Oui, et aussi Attila.

Y a-t-il d’autres opéras du jeune Verdi que vous aimeriez interpréter ?

I due Foscari. Je ne l’a pas encore fait. On me l’a proposé à Berlin mais je n’étais pas libre. J’espère pouvoir le chanter un jour.

Avez-vous d’autres projets en France dans les années à venir ?

Oui, je devrais faire Ernani à Marseille en 2017 ou 2018, je ne me souviens plus. Je suis en train de le préparer.

En version de concert ?

Non, en version scénique.

Vous chantez surtout l’opéra italien, est-ce un choix personnel ?

J’ai déjà chanté un opéra allemand, c’était Ariadne auf Naxos à Athènes et ça s’est très bien passé. Non, ce n’est pas un choix personnel, c’est plutôt un choix dicté par ma voix. J’aimerais chanter d’autres opéras en allemand mais on ne me le demande pas. Les théâtres ont décidé une fois pour toute que mon répertoire est celui que je chante actuellement. Pourtant je peux chanter Strauss et même certains Wagner, j’espère que l’on m’en donnera un jour la possibilité.

L’opéra russe vous attire-t-il ?

Je ne l’ai pas chanté, je pense que la langue est trop difficile pour moi.

Et l’opéra français ?

 Je ne l’ai jamais chanté non plus mais j’espère en avoir un jour l’occasion car j’aime la musique française.

Quels ouvrages en particulier ?

Louise, Le Cid, Carmen (le rôle de Micaela) et aussi Manon, un opéra magnifique, Thaïs...

Êtes-vous heureuse d’être à Paris ?

Bien sûr ! C’est pour moi un grand plaisir de travailler à l’Opéra Bastille, un des plus grands théâtres au monde.

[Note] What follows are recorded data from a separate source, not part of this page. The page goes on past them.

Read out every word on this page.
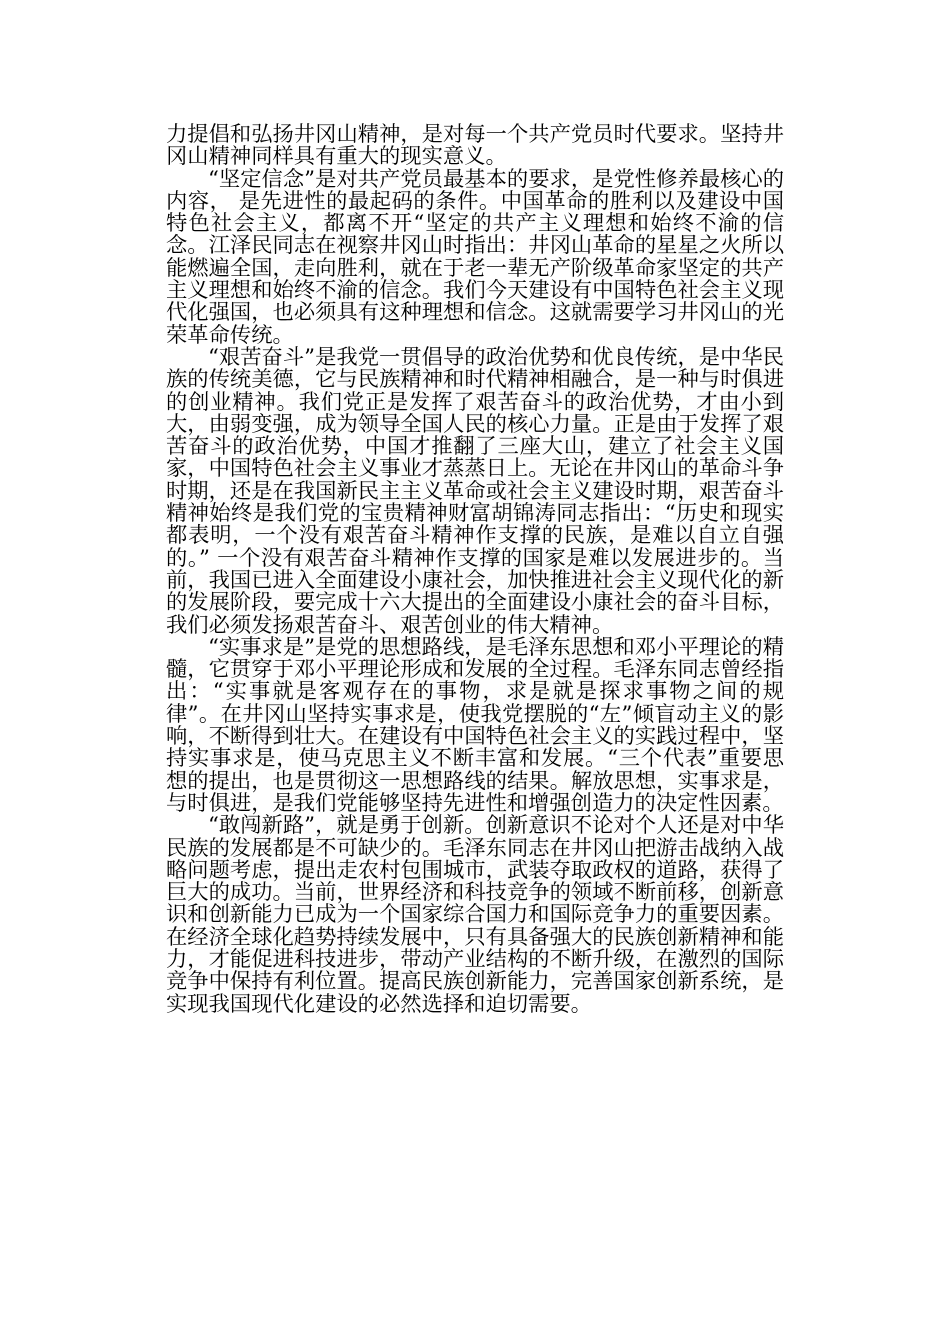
力提倡和弘扬井冈山精神，是对每一个共产党员时代要求。坚持井冈山精神同样具有重大的现实意义。

“坚定信念”是对共产党员最基本的要求，是党性修养最核心的内容， 是先进性的最起码的条件。中国革命的胜利以及建设中国特色社会主义，都离不开“坚定的共产主义理想和始终不渝的信念。江泽民同志在视察井冈山时指出：井冈山革命的星星之火所以能燃遍全国，走向胜利，就在于老一辈无产阶级革命家坚定的共产主义理想和始终不渝的信念。我们今天建设有中国特色社会主义现代化强国，也必须具有这种理想和信念。这就需要学习井冈山的光荣革命传统。

“艰苦奋斗”是我党一贯倡导的政治优势和优良传统，是中华民族的传统美德，它与民族精神和时代精神相融合，是一种与时俱进的创业精神。我们党正是发挥了艰苦奋斗的政治优势，才由小到大，由弱变强，成为领导全国人民的核心力量。正是由于发挥了艰苦奋斗的政治优势，中国才推翻了三座大山，建立了社会主义国家，中国特色社会主义事业才蒸蒸日上。无论在井冈山的革命斗争时期，还是在我国新民主主义革命或社会主义建设时期，艰苦奋斗精神始终是我们党的宝贵精神财富胡锦涛同志指出：“历史和现实都表明，一个没有艰苦奋斗精神作支撑的民族，是难以自立自强的。” 一个没有艰苦奋斗精神作支撑的国家是难以发展进步的。当前，我国已进入全面建设小康社会，加快推进社会主义现代化的新的发展阶段，要完成十六大提出的全面建设小康社会的奋斗目标，我们必须发扬艰苦奋斗、艰苦创业的伟大精神。

“实事求是”是党的思想路线，是毛泽东思想和邓小平理论的精髓，它贯穿于邓小平理论形成和发展的全过程。毛泽东同志曾经指出：“实事就是客观存在的事物，求是就是探求事物之间的规律”。在井冈山坚持实事求是，使我党摆脱的“左”倾盲动主义的影响，不断得到壮大。在建设有中国特色社会主义的实践过程中，坚持实事求是，使马克思主义不断丰富和发展。“三个代表”重要思想的提出，也是贯彻这一思想路线的结果。解放思想，实事求是，与时俱进，是我们党能够坚持先进性和增强创造力的决定性因素。

“敢闯新路”，就是勇于创新。创新意识不论对个人还是对中华民族的发展都是不可缺少的。毛泽东同志在井冈山把游击战纳入战略问题考虑，提出走农村包围城市，武装夺取政权的道路，获得了巨大的成功。当前，世界经济和科技竞争的领域不断前移，创新意识和创新能力已成为一个国家综合国力和国际竞争力的重要因素。在经济全球化趋势持续发展中，只有具备强大的民族创新精神和能力，才能促进科技进步，带动产业结构的不断升级，在激烈的国际竞争中保持有利位置。提高民族创新能力，完善国家创新系统，是实现我国现代化建设的必然选择和迫切需要。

Et puis, après avoir vécu tant d’années en Italie, venir en France c’est un peu rester en famille, je m’y sens très à l’aise.

Et la ville ?

Elle est fabuleuse. L’autre jour j’ai marché jusqu’à Notre-Dame, c’est fascinant de se promener dans ces rues chargées d’histoire, du souvenir de tant de grands personnages...  Je crois que tout le monde aime Paris.

Alors vous reviendrez ?

Je le souhaite . Attendons de voir comment se déroulent les représentations, comment le public les accueille.

L’entretien est maintenant fini sauf si vous souhaitez y ajouter quelque chose...

On me demande souvent comment il se fait que je sois venue de Chine pour faire cette carrière internationale. Je voudrais dire que la musique est un langage universel. Bien sûr les musiciens ont une nationalité mais sur scène cela n’a plus d’importance. Sur scène c’est la voix qui compte. Lorsque je m’exprime dans ma langue, beaucoup de gens ne me comprennent pas mais quand je chante ils ressentent quelque chose. La musique fait naître la même émotion chez tous les humains, c’est elle qui nous unit.